Search code examples
tensorflowkerasnlp

Output shape of lambda layer not right in Neural Net. How change it?


this is my first question on Stackoverflow, so if I missed somehting please point it out to me. I have a Problem with my Lambda layer using keras and tensorflow 1. In this Lambda layer I am taking a 100-dimensional glove Vector as Input and compute cosine similarity to 8 other vectors (I converted to Tensors previously). As ouput I want the eight resulting cosine similarities as a Tensor (I thought this is necessary in tensorflow?).

My Problem now is that the shape of the resulting Tensor obviously is (8, 1), but actually I think I Need the Output shape (None, 8).

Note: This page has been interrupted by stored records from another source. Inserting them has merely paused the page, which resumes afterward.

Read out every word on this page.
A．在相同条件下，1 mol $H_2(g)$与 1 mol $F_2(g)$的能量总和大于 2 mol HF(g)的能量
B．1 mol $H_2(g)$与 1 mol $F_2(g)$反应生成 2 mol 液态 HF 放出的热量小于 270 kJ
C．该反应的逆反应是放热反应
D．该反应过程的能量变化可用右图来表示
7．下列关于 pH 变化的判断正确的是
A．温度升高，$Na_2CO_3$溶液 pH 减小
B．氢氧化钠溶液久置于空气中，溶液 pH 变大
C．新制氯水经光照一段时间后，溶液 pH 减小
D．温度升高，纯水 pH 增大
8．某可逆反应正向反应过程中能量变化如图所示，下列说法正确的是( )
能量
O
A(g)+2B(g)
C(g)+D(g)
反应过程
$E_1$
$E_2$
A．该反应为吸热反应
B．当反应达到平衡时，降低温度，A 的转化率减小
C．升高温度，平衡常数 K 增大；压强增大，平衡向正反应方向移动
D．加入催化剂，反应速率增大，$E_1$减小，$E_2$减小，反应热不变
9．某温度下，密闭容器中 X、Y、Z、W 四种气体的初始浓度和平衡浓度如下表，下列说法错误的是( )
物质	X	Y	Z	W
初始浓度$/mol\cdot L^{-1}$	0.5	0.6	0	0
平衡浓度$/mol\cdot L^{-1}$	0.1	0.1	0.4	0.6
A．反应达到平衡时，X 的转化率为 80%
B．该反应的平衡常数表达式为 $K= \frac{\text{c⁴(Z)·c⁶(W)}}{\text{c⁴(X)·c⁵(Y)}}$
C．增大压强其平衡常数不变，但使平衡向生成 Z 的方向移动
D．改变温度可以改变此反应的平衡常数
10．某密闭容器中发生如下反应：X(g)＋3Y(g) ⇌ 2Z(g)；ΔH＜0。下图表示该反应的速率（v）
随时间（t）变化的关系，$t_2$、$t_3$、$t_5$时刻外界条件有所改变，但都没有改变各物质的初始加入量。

Otherwise it will not match the subsequent layer in my Network which is the Output layer and should Output six class probabilities.

This is the Code for my custom function I feed into the Lambda layer and took from Sentence similarity using keras:

from keras import backend as K

def cosine_distance(ref_vector):
    sess = K.get_session()
    global emo_vec_array
    ref_vector = K.l2_normalize(ref_vector, axis=-1)

    cos_sim_list = []
    for emo_vector in emo_vec_array:
      emo_vector = K.l2_normalize(emo_vector, axis=-1)
      cos_sim = K.mean(ref_vector * emo_vector, axis=-1, keepdims=True)*100
      cos_sim_list.append(cos_sim[0])
    return tf.convert_to_tensor(cos_sim_list)

def cos_dist_output_shape(shapes):
    shape1, shape2 = shapes
    return (shape1, 8)

test_vector = tf.convert_to_tensor(embeddings_index['happy'], dtype='float32')

test_result = cosine_distance(test_vector)
array = sess.run(test_result)

Output here, when printing the test result and the converted Tensor is:

Tensor("packed_53:0", shape=(8,), dtype=float32)
[0.5166239  0.2958691  0.317714   0.44583628 0.39608976 0.4195615 0.6432581  0.2618766 ]

The result is as I want it, but the Output shapes in my NN are not Right. These are the last few layers with the respective Output shapes following:

hidden = Dense(vector_dimension, activation='relu')(attention)

distance = Lambda(cosine_distance)(hidden)

out = Dense(6, activation='softmax')(distance)


dense_41 (Dense)             (None, 100)               20100     
_________________________________________________________________
lambda_26 (Lambda)           (8, 1)                    0         
_________________________________________________________________
dense_42 (Dense)             (8, 6)                    12        

What I want at the end is the following:

dense_41 (Dense)             (None, 100)               20100     
_________________________________________________________________
lambda_26 (Lambda)           (None, 8)                    0         
_________________________________________________________________
dense_42 (Dense)             (None, 6)                    12        

I already tried K.transpose-ing the Tensor and experimenting with the Output-shape-function but that hadn't the desired effect. Any help would be very highly appreciated.

I hope I could make clear my Problem and thank you very much in Advance.


Solution

  • Simply change your cosine computation to a vectorized operation,

    def cosine_dist(inp):
      # I decided to have this as a variable within the function. 
      # But you can also define this outside and pass it as an input to the function.
      emo_vectors = tf.ones(shape=(8,100))
      def normalize(x):
        return x / K.sum(x**2, axis=1, keepdims=True)
    
      inp = normalize(inp)
      emo_vectors = normalize(emo_vectors)  
      cdist = K.dot(inp, K.transpose(emo_vectors))
    
      return cdist
    

    Here's an example of this in use,

    inp = layers.Input(shape=(100))
    hidden = layers.Lambda(lambda x: cosine_dist(x))(inp)
    model = models.Model(inputs=inp, outputs=hidden)
    model.summary()
    

    Which gives,

    Model: "model_2"
    _________________________________________________________________
    Layer (type)                 Output Shape              Param #   
    =================================================================
    input_8 (InputLayer)         [(None, 100)]             0         
    _________________________________________________________________
    lambda_7 (Lambda)            (None, 8)                 0         
    =================================================================
    Total params: 0
    Trainable params: 0
    Non-trainable params: 0
    _________________________________________________________________
    

    As you can see, the output of the lambda layer is (None, 8) now.